Electrical properties of dislocations and point defects in plastically deformed silicon.

Abstract

Energy levels of defect states introduced by plastic deformation of n-type silicon have been studied by capacitance transient spectroscopy. From the observed properties of the defects, it is concluded that two different types of defects are produced. The first type is interpreted as point defects located in the vicinity of, or inside, dislocations. These deep-level defects have been analyzed in a model involving level broadening due to strain fields and/or defect interaction. The analysis gives information on thermal emission rates, capture cross sections, ionization energies, and deep-level broadenings. In addition, this analysis allows for the determination of accurate defect concentrations. From the improved concentration measurements it has been possible to determine the dependence of the repulsive potential (responsible for the unusual capture mechanism) on the filling times during the capture process.

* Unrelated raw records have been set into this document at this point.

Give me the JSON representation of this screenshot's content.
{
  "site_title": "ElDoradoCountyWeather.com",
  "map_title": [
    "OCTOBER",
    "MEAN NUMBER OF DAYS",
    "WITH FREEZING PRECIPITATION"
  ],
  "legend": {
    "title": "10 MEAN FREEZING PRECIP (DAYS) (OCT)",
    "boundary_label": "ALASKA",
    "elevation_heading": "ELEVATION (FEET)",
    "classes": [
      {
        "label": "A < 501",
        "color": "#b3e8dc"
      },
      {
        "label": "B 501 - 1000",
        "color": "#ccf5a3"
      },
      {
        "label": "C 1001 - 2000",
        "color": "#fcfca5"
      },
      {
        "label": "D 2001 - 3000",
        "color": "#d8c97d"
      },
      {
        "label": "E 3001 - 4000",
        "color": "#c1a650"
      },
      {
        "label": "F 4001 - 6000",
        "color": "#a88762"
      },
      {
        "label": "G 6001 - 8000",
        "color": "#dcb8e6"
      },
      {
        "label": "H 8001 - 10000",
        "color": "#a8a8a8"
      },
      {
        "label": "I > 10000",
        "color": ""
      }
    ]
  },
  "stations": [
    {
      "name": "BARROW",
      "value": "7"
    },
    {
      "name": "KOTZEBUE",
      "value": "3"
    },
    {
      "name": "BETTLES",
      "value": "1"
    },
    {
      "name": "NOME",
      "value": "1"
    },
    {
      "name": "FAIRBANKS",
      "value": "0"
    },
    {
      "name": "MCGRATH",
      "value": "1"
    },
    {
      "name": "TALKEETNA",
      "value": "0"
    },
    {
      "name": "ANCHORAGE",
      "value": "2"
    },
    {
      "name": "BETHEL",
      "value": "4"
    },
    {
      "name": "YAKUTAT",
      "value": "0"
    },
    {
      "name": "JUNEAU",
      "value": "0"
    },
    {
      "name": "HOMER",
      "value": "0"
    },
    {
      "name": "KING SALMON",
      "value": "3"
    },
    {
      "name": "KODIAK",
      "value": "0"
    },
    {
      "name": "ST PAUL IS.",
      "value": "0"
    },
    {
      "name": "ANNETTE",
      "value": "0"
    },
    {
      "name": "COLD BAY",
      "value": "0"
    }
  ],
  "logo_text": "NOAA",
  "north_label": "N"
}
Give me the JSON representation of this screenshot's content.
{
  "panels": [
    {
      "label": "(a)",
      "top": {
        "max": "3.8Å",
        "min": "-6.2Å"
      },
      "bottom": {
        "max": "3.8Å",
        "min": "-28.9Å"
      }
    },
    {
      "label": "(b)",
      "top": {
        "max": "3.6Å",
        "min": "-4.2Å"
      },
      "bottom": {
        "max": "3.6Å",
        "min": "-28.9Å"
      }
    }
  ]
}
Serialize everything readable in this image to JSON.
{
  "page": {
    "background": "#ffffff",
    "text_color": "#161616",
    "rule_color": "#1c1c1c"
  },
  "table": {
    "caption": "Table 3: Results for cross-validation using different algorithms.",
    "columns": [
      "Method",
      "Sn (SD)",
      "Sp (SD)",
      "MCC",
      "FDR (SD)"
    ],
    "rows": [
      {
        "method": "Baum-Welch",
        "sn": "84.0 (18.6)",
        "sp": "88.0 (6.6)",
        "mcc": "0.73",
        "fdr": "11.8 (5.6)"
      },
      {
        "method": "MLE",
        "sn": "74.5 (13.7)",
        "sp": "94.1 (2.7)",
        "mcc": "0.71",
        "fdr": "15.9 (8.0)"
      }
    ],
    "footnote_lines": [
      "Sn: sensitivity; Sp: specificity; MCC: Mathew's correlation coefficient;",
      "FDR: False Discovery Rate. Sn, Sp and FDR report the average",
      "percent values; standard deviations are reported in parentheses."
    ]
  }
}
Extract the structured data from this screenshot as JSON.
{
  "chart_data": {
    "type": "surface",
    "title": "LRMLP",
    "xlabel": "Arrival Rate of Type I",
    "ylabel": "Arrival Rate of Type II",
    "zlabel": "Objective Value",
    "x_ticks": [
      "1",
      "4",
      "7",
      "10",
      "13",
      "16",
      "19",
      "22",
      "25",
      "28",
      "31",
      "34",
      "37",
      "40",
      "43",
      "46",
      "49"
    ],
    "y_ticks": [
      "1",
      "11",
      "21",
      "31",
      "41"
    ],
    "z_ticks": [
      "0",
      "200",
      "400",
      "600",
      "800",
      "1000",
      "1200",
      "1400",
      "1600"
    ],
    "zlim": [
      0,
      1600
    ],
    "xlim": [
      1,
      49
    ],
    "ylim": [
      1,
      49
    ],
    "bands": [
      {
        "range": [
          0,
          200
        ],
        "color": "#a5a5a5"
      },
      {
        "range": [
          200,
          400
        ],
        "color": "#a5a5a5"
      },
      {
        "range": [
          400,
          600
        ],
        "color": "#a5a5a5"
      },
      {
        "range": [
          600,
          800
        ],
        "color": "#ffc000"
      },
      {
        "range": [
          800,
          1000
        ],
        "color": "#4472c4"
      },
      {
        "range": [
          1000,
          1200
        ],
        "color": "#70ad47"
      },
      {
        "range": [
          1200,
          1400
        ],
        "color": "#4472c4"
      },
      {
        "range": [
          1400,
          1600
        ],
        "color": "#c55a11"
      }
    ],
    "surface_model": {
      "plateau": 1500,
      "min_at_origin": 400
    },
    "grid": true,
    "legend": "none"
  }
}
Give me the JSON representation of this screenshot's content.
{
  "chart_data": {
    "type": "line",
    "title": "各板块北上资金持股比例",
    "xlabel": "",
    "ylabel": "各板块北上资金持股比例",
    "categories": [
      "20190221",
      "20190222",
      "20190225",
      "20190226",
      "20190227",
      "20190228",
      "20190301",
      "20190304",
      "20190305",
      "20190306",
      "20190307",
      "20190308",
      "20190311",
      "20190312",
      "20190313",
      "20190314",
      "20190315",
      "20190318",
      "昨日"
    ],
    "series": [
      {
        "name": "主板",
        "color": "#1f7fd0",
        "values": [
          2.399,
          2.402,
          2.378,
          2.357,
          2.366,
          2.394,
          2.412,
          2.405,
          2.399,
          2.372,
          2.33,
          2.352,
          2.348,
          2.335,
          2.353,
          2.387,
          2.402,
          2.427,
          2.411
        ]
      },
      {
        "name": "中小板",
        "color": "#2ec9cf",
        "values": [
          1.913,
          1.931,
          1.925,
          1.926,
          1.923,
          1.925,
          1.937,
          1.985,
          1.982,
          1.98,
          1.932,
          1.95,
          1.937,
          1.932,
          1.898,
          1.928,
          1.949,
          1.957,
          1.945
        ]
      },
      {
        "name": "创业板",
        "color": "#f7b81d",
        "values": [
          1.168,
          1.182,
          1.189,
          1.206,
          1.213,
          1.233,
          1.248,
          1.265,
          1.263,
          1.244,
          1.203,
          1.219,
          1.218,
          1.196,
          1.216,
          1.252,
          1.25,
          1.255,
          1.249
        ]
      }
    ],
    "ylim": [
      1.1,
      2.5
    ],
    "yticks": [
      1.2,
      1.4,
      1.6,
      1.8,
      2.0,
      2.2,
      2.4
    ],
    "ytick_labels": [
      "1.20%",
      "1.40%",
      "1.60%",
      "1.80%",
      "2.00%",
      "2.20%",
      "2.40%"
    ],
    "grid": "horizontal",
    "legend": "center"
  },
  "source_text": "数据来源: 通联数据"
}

The second type of defects seems to be directly related to dislocations, but their physical properties could not be determined unambiguously. Comparison of the deep-level transient spectroscopy (DLTS) and EPR results allowed tentative identification of the different DLTS lines with particular EPR spectra, and thus conclusions about the microscopic models for different defects. The quantitative comparison of defect concentrations measured by DLTS and EPR also suggests that in strongly deformed silicon, part of the EPR lines might be broadened due to imperfections in the lattice surrounding the paramagnetic center.